Juan Pina
El peligroso alcalde de Nueva York
No está nada mal la propuesta del Conselleiro de Cultura para dedicar el año 2026 a la figura de Ramón Otero Pedrayo (Ourense, 1888-1976). Los cincuenta años de su fallecimiento y cumplido el siglo de la aparición de la Guía de Galicia, son hechos justificativos de una celebración siempre bienvenida.

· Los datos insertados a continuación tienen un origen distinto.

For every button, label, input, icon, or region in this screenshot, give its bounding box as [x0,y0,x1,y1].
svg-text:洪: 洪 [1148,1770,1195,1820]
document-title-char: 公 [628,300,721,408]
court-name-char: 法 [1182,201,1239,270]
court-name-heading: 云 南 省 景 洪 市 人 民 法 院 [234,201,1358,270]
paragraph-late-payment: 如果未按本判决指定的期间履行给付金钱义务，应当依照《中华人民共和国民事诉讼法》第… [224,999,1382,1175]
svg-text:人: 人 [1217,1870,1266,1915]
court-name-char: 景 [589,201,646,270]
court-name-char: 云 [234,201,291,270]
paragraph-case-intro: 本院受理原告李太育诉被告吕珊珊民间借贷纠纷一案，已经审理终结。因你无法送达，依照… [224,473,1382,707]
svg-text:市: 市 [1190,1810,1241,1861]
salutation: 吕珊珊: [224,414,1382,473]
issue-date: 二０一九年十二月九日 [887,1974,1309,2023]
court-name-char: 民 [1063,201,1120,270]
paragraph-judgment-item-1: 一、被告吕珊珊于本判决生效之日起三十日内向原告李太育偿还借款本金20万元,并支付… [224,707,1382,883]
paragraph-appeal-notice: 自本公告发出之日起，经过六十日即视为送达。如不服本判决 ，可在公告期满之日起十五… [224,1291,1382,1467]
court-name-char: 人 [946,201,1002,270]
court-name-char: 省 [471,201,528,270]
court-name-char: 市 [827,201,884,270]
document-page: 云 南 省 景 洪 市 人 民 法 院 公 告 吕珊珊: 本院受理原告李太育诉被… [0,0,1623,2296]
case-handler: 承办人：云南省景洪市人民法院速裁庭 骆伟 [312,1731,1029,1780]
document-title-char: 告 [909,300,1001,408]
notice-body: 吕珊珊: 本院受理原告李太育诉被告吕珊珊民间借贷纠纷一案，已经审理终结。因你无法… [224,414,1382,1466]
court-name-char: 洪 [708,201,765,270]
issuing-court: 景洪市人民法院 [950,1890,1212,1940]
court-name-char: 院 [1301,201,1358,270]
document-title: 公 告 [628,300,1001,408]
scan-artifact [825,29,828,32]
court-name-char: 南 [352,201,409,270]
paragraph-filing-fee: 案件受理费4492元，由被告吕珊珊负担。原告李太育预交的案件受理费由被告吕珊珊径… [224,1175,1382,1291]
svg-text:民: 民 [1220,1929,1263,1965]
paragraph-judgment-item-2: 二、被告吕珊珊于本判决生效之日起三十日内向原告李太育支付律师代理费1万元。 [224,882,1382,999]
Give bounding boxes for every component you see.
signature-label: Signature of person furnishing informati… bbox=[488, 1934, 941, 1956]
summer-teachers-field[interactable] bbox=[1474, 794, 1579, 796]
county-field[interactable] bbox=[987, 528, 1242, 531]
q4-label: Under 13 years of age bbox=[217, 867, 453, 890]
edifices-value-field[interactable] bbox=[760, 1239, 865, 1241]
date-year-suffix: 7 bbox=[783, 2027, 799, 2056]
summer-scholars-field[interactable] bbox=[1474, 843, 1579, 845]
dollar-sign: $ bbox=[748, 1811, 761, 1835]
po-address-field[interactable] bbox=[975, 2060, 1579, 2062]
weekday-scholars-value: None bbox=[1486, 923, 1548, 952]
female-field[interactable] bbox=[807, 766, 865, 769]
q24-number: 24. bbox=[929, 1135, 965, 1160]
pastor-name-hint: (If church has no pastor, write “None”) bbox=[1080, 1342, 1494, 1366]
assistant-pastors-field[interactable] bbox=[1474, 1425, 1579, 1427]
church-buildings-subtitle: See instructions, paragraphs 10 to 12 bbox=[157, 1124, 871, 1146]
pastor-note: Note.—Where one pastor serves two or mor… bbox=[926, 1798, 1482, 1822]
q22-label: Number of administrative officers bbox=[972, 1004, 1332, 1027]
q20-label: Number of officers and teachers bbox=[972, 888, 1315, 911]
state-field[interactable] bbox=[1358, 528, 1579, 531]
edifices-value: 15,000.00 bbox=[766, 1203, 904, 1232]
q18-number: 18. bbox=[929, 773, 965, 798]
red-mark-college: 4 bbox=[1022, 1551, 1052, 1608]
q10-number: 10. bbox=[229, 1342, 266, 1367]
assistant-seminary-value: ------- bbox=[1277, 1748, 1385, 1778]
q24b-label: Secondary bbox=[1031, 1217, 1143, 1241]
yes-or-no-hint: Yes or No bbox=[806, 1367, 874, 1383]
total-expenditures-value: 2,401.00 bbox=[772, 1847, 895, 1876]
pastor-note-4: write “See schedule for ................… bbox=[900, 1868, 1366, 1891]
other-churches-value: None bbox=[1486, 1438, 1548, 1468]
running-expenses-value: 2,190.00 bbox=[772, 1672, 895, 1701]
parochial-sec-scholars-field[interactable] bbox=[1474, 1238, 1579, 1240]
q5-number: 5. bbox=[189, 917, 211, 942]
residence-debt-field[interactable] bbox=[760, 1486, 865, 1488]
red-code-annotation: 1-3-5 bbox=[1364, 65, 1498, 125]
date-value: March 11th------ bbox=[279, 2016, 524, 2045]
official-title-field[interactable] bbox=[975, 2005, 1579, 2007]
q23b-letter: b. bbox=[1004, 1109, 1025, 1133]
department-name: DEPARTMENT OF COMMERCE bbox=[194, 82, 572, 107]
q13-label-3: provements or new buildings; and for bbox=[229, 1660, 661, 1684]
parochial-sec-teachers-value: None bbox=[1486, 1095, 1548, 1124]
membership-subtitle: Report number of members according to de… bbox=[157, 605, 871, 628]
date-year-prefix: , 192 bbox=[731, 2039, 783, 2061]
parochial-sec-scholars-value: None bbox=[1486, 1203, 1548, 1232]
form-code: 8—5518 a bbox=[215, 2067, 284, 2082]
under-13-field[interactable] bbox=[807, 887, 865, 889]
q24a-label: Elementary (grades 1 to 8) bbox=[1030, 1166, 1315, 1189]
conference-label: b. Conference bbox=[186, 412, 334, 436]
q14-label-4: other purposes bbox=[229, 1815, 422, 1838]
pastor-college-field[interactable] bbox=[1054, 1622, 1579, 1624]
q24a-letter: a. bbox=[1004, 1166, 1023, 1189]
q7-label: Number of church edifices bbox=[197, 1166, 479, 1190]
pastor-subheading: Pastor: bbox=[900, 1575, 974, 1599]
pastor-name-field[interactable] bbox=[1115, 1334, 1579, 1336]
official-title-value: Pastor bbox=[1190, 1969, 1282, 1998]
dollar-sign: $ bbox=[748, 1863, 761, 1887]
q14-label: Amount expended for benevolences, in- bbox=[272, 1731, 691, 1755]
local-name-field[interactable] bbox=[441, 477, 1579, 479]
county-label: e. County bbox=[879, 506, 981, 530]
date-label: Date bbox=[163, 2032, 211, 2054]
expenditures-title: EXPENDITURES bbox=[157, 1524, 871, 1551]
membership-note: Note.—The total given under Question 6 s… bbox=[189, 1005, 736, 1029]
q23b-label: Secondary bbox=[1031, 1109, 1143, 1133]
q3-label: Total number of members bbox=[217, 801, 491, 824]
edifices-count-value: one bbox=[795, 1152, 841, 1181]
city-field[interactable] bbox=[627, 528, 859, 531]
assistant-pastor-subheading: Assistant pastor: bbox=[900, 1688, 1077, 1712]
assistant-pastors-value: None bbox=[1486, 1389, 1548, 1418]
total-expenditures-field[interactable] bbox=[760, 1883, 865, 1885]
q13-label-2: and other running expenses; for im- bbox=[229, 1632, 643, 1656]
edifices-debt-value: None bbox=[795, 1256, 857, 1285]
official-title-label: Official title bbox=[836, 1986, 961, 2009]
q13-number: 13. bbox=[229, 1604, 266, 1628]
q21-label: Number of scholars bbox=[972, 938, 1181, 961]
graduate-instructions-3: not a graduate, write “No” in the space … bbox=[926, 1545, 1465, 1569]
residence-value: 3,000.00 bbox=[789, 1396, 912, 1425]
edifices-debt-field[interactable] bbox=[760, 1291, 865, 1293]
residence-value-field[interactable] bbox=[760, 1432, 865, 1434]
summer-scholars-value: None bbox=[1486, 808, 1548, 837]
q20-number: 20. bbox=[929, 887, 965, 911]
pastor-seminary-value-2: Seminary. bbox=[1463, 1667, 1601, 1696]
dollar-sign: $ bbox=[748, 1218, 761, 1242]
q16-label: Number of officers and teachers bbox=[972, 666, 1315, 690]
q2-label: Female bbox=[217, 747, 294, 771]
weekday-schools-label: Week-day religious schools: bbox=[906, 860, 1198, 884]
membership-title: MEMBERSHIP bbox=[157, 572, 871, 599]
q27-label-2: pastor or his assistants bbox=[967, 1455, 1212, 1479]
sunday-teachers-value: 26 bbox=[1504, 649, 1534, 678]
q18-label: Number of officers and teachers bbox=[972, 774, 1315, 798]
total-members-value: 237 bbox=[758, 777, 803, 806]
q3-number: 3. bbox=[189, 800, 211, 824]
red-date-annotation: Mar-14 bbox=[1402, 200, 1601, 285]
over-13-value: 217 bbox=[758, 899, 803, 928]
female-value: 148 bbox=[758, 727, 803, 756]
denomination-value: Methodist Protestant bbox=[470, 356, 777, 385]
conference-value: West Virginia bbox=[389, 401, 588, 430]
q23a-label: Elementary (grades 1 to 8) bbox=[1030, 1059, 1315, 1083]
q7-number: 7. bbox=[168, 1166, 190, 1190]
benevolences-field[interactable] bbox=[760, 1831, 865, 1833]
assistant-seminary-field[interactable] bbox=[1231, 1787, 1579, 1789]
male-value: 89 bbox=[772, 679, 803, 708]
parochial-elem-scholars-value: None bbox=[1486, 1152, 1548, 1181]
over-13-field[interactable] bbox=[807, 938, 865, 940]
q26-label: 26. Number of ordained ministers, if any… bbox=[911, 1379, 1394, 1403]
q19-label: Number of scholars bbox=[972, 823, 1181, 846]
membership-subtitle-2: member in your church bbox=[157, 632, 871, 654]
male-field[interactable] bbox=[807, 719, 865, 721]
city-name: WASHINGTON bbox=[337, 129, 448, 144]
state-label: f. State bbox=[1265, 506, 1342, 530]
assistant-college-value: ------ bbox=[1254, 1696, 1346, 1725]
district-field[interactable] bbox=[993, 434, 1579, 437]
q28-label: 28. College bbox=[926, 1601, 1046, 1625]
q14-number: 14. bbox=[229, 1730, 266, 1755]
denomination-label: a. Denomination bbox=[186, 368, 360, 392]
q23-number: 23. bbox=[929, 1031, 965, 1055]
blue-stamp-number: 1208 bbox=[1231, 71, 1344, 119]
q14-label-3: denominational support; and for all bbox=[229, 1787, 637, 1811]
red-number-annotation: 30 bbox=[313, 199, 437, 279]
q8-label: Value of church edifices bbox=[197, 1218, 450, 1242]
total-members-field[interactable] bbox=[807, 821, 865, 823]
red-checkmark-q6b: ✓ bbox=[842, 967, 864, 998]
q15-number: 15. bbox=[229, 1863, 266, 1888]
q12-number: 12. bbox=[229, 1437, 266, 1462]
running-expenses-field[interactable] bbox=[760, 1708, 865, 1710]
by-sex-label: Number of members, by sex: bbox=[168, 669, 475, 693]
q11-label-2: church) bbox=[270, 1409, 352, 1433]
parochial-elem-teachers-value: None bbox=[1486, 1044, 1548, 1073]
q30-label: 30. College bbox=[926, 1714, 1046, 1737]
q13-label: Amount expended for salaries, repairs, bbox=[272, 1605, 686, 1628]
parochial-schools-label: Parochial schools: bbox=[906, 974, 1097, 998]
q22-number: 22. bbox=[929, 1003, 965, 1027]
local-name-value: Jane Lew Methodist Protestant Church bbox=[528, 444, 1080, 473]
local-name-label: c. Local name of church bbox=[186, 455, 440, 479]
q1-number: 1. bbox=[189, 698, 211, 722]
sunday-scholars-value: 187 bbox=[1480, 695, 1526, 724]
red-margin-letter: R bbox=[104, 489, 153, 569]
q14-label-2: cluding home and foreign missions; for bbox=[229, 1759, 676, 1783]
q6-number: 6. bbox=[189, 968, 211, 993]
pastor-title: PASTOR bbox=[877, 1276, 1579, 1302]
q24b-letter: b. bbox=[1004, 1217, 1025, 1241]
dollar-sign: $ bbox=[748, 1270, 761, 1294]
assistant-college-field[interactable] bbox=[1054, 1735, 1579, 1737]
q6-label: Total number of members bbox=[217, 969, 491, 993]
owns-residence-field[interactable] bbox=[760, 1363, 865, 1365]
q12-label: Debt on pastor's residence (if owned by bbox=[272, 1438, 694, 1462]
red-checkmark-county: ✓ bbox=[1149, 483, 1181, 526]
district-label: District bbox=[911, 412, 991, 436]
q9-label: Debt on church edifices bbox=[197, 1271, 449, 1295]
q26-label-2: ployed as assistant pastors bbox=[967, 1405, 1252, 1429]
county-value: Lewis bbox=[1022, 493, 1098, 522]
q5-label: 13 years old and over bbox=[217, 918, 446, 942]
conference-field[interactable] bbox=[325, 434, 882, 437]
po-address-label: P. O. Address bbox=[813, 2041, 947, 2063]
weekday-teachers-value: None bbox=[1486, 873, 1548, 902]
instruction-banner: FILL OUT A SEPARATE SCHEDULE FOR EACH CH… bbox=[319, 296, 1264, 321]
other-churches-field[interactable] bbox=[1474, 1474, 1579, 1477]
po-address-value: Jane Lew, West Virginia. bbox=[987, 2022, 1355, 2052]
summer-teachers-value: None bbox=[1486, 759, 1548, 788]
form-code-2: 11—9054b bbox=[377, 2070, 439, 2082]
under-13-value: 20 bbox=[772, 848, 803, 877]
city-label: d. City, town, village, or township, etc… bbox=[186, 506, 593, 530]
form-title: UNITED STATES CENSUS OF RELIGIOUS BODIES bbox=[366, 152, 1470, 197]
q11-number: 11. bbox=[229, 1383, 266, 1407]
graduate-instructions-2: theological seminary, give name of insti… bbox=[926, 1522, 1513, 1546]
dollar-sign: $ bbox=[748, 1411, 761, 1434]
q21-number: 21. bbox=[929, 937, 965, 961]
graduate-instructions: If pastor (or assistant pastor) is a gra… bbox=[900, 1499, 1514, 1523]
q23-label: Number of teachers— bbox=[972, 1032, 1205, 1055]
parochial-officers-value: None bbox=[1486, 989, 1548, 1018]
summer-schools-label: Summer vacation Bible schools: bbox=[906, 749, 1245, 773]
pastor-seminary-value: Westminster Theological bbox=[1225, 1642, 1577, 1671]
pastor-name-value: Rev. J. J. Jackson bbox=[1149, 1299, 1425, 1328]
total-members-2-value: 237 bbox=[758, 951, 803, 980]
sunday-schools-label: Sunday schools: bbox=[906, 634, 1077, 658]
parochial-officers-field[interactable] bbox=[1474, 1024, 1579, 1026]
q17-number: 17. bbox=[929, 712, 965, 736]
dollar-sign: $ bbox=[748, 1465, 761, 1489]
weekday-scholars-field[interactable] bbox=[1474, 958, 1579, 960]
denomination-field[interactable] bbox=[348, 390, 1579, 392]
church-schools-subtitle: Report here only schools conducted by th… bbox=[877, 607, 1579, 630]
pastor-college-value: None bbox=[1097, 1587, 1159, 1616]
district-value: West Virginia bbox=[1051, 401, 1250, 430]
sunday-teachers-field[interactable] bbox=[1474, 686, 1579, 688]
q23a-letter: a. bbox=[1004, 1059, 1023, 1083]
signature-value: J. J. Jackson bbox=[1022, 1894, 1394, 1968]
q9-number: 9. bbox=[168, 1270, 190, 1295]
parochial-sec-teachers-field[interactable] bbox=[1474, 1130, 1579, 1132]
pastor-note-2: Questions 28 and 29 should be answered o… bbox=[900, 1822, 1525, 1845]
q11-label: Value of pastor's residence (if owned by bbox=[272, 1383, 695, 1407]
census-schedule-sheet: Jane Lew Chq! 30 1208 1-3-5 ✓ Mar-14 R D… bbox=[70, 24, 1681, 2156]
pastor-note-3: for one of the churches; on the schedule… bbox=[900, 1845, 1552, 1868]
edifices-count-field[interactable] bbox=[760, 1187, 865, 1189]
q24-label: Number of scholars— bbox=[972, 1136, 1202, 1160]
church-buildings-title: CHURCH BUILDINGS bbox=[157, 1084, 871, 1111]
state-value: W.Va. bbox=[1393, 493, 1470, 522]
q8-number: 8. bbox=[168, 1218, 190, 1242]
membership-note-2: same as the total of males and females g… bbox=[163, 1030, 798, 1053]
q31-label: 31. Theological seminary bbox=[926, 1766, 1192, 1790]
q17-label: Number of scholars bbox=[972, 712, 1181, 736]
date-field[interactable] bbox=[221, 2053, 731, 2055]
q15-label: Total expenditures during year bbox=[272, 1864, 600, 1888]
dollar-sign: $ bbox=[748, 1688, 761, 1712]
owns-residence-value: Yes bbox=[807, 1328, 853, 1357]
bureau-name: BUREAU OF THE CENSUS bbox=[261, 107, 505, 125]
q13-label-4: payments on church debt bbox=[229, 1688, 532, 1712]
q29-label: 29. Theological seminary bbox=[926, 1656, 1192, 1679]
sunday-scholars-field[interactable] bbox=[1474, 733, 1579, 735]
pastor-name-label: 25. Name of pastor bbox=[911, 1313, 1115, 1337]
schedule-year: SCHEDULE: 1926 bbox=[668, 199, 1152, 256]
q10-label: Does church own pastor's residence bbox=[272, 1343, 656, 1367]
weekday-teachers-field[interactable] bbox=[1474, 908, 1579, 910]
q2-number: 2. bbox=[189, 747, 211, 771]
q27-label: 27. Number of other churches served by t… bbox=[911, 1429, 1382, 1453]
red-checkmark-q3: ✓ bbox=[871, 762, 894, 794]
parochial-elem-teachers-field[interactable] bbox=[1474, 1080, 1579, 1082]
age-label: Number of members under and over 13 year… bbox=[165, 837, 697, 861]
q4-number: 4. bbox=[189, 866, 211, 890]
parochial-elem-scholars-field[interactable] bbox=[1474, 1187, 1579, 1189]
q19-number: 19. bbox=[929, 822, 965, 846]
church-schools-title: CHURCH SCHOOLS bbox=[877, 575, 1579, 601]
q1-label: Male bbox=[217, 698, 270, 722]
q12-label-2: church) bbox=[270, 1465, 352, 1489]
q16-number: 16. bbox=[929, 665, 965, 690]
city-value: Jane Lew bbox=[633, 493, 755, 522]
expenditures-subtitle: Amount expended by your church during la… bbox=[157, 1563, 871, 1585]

Porque de Otero, por fortuna para la cultura gallega, siguen llegándonos no sólo nuevas entregas de su pensamiento, de sus cartas y opiniones al calor de los acontecimientos cotidianos o extraordinarios que le tocaron vivir, sino que en sus libros se encuentra todavía el latido de un poderoso corazón capaz de bombear sangre en nuestra sensibilidad actual, en llevar oxígeno a múltiples reflexiones que nos hacemos sobre el pasado y el presente.
La virtud de Otero, para hacer esto posible, reside en la naturaleza de su misión, en la hondura de la misma. Una entrega generosa, total, a una idea grande de Galicia: la de su emancipación. Una mayoría de edad desde luego política que, con la recuperación de las libertades, el Estatuto de Autonomía de 1981, la normalización del gallego como lengua oficial y la consolidación de las instituciones propias, daría satisfacción al Otero galleguista de primera hora y diputado en las Cortes de la segunda República. Mayoría de edad también cultural en una realidad como la actual, difícilmente imaginable para un hombre que se sintió más cómodo interpretando, y añorando, el siglo XIX que en acotar el espíritu positivista, fordiano y tantas veces terrible de su propio presente, básicamente la primera mitad del siglo XX.
Abordar hoy a Otero Pedrayo es una tarea poliédrica que podemos realizar separadamente, por etapas. Recurriremos para ello a concretos títulos de su producción o, en un ejercicio de transversalidad, recogiendo de aquí y allá, las palabras y su cadencioso enlazamiento para elevarnos y transportarnos a regiones particularmente seductoras por su hondo sentido. En mi caso, Otero Pedrayo es el relato de la historia cultural de Galicia, del románico al barroco, como marcos de un modo humano peculiar de habitar un territorio en el extremo del occidente europeo. A la altura de esta capacidad comprehensiva está la de describir el paisaje, para el que las herramientas del geográfo serían harto romas e insuficientes. El paisaje en Otero, el paisaje gallego, es una poética y visual encabalgadura de sierras, roquedos, vegetación rala de montaña, bosques y, en las bocarribeiras, la acción ordenadora y productiva de la mano del hombre.
Han dicho que la mejor literatura y el uso contemporáneo más hermoso del gallego escrito está en esas descripciones oterianas. Lengua y paisaje bastarían para acompañar la recia lealtad al país mostrada por Otero Pedrayo y justificar, ahora, el año que se le dedica.